Este Verão, foi publicado em português o belíssimo livro de Mark Mazower, Governar o Mundo: História de uma Ideia de 1815 aos dias de hoje, escrito em 2012. O professor britânico demonstra com mestria como é que os debates diretos e indiretos entre intelectuais, políticos, cidadãos revolucionários e conservadores interagiram de forma a ir criando e desenvolvendo o mundo em que vivemos. O argumento implícito é que as ideias precedem as ações e que os debates verdadeiramente importantes acabam por acontecer longe dos holofotes, mesmo quando as sociedades são abertas e plurais.

Já num artigo publicado em agosto na The Atlantic, com o título “Is the World Slouching towards a Grave Systemic Crisis?”, Philip Zelicow, antigo conselheiro da administração Bush, em funções no 11 de Setembro, argumenta que a “ordem mundial” – “a comunidade de normas” que torna legítimo o exercício do poder ao nível internacional – é, na verdade, o resultado da “acumulação” de resoluções de problemas inesperados, locais e regionais, pelas grandes potências. Quando as soluções encontradas contentam as partes, faz-se ordem. Quando o contrário acontece, as crises prolongam-se. Exemplos históricos são vários. Zelicow escolhe a administração Truman, que teve que tomar um conjunto de decisões rápidas e inesperadas para fazer face ao início da Guerra Fria.

Estas duas formas de ver a ordem internacional são complementares.
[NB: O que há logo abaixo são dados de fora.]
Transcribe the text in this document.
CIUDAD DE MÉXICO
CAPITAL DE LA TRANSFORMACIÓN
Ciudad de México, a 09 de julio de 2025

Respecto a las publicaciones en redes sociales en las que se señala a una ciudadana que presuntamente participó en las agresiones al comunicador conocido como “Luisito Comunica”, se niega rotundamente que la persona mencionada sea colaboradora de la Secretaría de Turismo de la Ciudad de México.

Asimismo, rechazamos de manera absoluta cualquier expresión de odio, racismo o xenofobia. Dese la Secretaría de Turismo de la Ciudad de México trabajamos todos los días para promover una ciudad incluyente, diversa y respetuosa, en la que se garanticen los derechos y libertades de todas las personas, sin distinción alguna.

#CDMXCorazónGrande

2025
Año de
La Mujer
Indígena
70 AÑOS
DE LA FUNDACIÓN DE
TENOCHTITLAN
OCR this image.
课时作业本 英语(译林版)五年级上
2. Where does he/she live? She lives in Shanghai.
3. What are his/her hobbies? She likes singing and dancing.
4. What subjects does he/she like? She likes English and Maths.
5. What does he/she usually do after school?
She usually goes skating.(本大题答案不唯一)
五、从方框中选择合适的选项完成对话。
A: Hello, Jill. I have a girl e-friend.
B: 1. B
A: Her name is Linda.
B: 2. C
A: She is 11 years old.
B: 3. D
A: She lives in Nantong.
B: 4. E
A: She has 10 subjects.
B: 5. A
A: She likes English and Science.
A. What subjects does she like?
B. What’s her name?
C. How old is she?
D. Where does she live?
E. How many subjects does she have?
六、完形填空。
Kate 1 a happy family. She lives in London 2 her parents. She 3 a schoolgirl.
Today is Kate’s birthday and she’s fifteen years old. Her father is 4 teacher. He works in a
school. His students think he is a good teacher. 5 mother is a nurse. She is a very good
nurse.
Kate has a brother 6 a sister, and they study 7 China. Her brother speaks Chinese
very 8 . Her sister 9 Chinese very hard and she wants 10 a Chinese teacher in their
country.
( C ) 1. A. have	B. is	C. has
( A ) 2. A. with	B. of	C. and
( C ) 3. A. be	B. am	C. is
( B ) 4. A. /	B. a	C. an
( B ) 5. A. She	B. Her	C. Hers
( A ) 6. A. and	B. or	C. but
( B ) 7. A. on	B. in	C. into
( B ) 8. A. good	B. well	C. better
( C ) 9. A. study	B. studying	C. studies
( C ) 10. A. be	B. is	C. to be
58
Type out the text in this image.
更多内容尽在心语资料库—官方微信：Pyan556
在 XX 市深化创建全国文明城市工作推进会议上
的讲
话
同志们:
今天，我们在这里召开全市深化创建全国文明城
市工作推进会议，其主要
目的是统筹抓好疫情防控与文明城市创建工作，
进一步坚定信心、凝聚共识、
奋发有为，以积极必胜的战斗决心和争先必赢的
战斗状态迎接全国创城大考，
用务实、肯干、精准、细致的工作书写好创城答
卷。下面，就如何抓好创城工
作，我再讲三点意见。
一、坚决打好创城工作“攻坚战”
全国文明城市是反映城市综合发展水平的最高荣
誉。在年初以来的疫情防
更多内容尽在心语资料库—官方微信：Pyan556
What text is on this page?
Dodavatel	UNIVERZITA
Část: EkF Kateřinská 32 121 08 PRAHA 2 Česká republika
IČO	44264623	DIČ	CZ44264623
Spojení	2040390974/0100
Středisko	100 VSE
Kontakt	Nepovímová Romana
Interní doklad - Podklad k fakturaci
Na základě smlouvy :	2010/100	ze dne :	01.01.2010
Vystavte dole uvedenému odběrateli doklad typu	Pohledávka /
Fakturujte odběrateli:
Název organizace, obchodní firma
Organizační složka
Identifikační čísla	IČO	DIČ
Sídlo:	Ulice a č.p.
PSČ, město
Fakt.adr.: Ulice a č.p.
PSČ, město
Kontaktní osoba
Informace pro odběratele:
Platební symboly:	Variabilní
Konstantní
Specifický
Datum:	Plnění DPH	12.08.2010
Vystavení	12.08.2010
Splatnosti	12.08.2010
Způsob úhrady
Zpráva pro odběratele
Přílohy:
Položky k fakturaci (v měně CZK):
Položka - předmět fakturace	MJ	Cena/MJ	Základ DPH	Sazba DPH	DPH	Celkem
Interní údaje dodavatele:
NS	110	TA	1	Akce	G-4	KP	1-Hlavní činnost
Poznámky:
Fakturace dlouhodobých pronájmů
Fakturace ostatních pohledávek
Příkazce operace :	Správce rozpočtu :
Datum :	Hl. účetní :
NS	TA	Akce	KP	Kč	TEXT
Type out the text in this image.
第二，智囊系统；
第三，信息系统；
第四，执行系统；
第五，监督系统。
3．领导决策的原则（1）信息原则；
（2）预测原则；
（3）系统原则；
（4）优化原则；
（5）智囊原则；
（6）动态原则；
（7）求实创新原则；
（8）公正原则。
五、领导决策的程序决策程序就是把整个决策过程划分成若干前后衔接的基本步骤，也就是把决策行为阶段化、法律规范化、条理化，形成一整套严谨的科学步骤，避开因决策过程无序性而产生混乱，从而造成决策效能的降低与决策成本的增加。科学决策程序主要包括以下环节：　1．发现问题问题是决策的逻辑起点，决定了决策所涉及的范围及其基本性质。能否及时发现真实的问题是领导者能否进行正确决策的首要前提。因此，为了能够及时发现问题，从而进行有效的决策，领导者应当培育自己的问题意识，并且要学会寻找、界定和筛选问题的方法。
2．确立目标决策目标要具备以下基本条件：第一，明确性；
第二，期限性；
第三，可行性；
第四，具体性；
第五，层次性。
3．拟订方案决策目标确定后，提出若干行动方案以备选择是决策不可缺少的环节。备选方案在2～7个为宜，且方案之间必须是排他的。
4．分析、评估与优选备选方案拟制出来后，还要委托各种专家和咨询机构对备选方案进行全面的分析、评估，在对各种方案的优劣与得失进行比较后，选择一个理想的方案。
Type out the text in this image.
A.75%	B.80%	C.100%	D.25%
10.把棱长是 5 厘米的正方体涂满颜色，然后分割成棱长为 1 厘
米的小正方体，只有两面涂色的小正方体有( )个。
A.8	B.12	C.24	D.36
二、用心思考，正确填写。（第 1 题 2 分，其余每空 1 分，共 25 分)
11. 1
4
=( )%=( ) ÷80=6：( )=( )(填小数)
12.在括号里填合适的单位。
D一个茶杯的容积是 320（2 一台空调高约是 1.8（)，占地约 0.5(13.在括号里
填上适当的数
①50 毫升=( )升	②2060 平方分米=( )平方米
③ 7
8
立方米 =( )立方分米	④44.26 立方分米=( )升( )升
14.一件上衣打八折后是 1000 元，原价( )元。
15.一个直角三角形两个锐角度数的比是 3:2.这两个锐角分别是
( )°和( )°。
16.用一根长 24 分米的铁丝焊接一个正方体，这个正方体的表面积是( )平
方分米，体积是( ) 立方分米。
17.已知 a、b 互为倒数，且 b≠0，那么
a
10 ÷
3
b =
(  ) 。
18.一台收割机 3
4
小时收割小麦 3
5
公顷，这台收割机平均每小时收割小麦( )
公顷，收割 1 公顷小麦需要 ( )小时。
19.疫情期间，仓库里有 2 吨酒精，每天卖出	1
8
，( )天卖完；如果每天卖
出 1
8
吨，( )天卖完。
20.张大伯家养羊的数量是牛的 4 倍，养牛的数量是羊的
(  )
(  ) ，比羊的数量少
Há uma dimensão ideológica, cuidadosamente negociada, e até inscrita em tratados internacionais pelas potências vencedoras de grandes guerras (Vestefália, 1648; Viena, 1815; Paris, 1919; Ialta, Potsdam e Bretton Woods, nos anos 1940) e há decisões improvisadas face a crises internacionais inesperadas. No entanto, este lado dinâmico da ordem é informado por ideias coletivas (descritas por Mazower) que se tornam, como Nye escreveu uma vez, “soluções por defeito”. Não esperamos, por exemplo, que os Estados Unidos e a China adotem as mesmas políticas passíveis de criar ordem perante a mesma crise.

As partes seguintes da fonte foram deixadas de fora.